How 2 Legal Cases May Decide the Future of Open Source Software

IT Asset Management News Software | 0 comments

by | March 9, 2015

The days of open source software free lunches are rapidly coming to an end, and that means enterprises that fail to stick to the terms of open source licenses can expect to be sued.

That’s the stark warning from Mark Radcliffe, a licensing expert and partner at law firm DLA Piper.

“We are entering a different era for open source, shifting from a special universe where people were cooperative and collaborative to a more hard-nosed commercial one,” he explains. “Now people are applying the same criteria for the enforcement of their open source software rights as for proprietary software, and looking at how they can use them strategically in their business.”

He says the days when people were concerned about what a lawsuit would do to the open source community are now gone. “Now it’s more a matter of, ‘Hey, I have contributed to a project and I can use that as leverage against my competitors.'”

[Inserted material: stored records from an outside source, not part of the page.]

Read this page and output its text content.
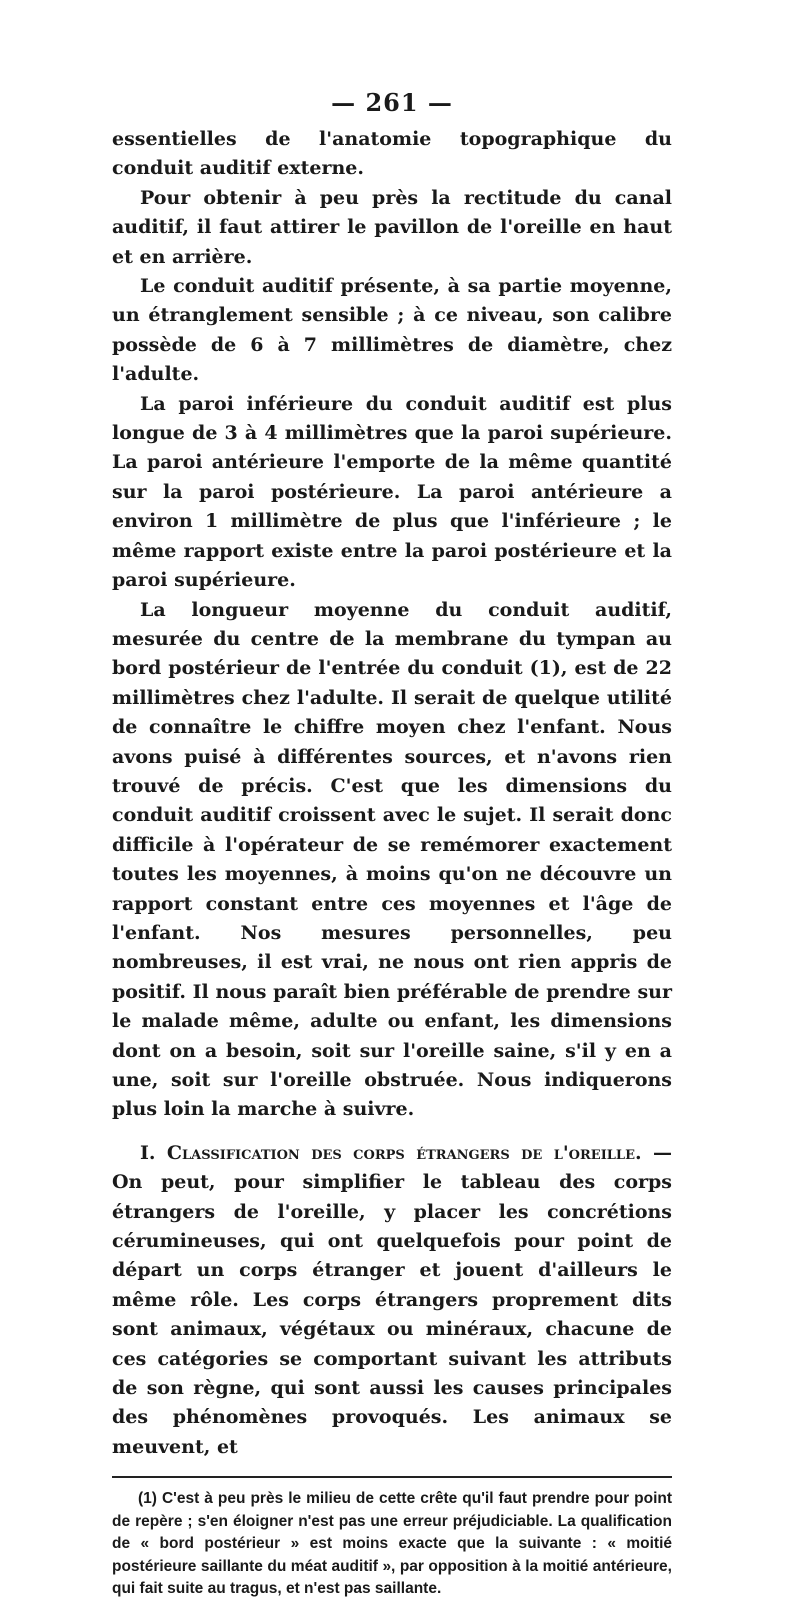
— 261 —

essentielles de l'anatomie topographique du conduit auditif externe.

Pour obtenir à peu près la rectitude du canal auditif, il faut attirer le pavillon de l'oreille en haut et en arrière.

Le conduit auditif présente, à sa partie moyenne, un étranglement sensible ; à ce niveau, son calibre possède de 6 à 7 millimètres de diamètre, chez l'adulte.

La paroi inférieure du conduit auditif est plus longue de 3 à 4 millimètres que la paroi supérieure. La paroi antérieure l'emporte de la même quantité sur la paroi postérieure. La paroi antérieure a environ 1 millimètre de plus que l'inférieure ; le même rapport existe entre la paroi postérieure et la paroi supérieure.

La longueur moyenne du conduit auditif, mesurée du centre de la membrane du tympan au bord postérieur de l'entrée du conduit (1), est de 22 millimètres chez l'adulte. Il serait de quelque utilité de connaître le chiffre moyen chez l'enfant. Nous avons puisé à différentes sources, et n'avons rien trouvé de précis. C'est que les dimensions du conduit auditif croissent avec le sujet. Il serait donc difficile à l'opérateur de se remémorer exactement toutes les moyennes, à moins qu'on ne découvre un rapport constant entre ces moyennes et l'âge de l'enfant. Nos mesures personnelles, peu nombreuses, il est vrai, ne nous ont rien appris de positif. Il nous paraît bien préférable de prendre sur le malade même, adulte ou enfant, les dimensions dont on a besoin, soit sur l'oreille saine, s'il y en a une, soit sur l'oreille obstruée. Nous indiquerons plus loin la marche à suivre.

I. Classification des corps étrangers de l'oreille. — On peut, pour simplifier le tableau des corps étrangers de l'oreille, y placer les concrétions cérumineuses, qui ont quelquefois pour point de départ un corps étranger et jouent d'ailleurs le même rôle. Les corps étrangers proprement dits sont animaux, végétaux ou minéraux, chacune de ces catégories se comportant suivant les attributs de son règne, qui sont aussi les causes principales des phénomènes provoqués. Les animaux se meuvent, et

(1) C'est à peu près le milieu de cette crête qu'il faut prendre pour point de repère ; s'en éloigner n'est pas une erreur préjudiciable. La qualification de « bord postérieur » est moins exacte que la suivante : « moitié postérieure saillante du méat auditif », par opposition à la moitié antérieure, qui fait suite au tragus, et n'est pas saillante.
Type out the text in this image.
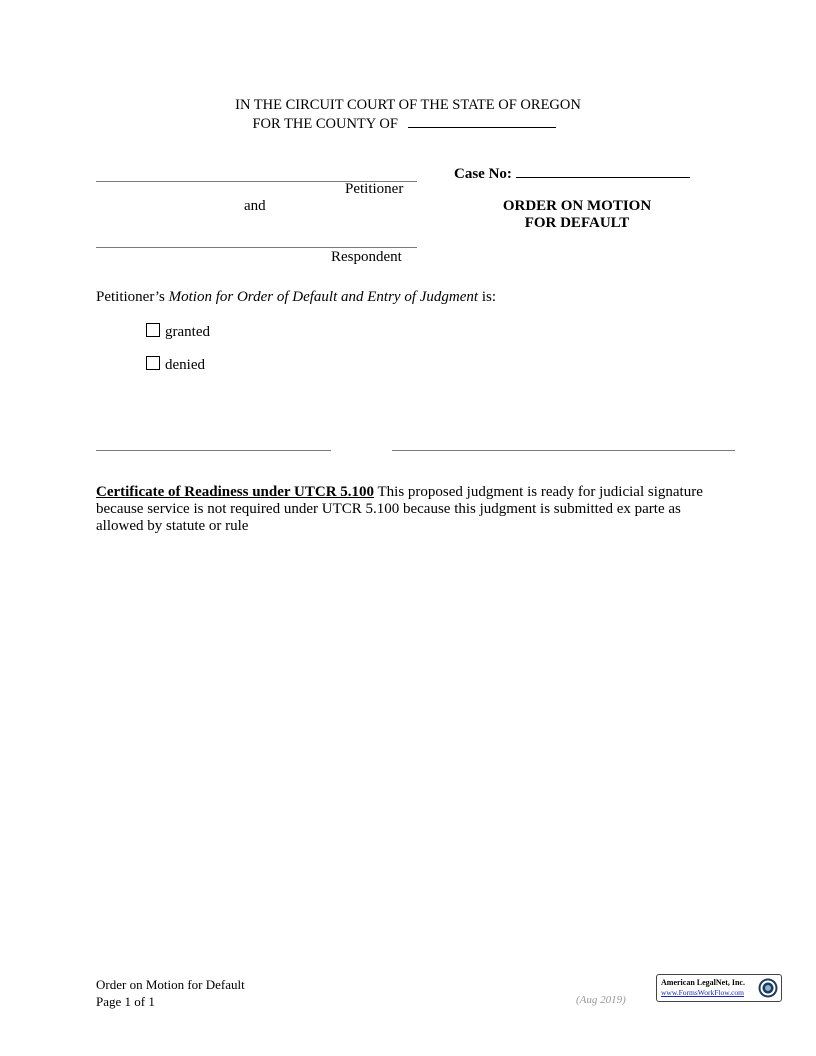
IN THE CIRCUIT COURT OF THE STATE OF OREGON
FOR THE COUNTY OF
Petitioner
and
Respondent
Case No:
ORDER ON MOTION
FOR DEFAULT
Petitioner’s Motion for Order of Default and Entry of Judgment is:
granted
denied
Certificate of Readiness under UTCR 5.100 This proposed judgment is ready for judicial signature because service is not required under UTCR 5.100 because this judgment is submitted ex parte as allowed by statute or rule
Order on Motion for Default
Page 1 of 1	(Aug 2019)
American LegalNet, Inc.
www.FormsWorkFlow.com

Versata v. Ameriprise: GPLv2 Licensing

Radcliffe says this shift is only just beginning, but for evidence he points to the case of Versata v. Ameriprise. In summary, Versata’s proprietary software product, Distribution Channel Management (DCM), used an open source XML parsing utility that was licensed under GPLv2 from a company called XimpleWare. (XimpleWare also offers its utility with a commercial license to companies that don’t want to be subject to an open source license, but Versata did not use that commercial license.)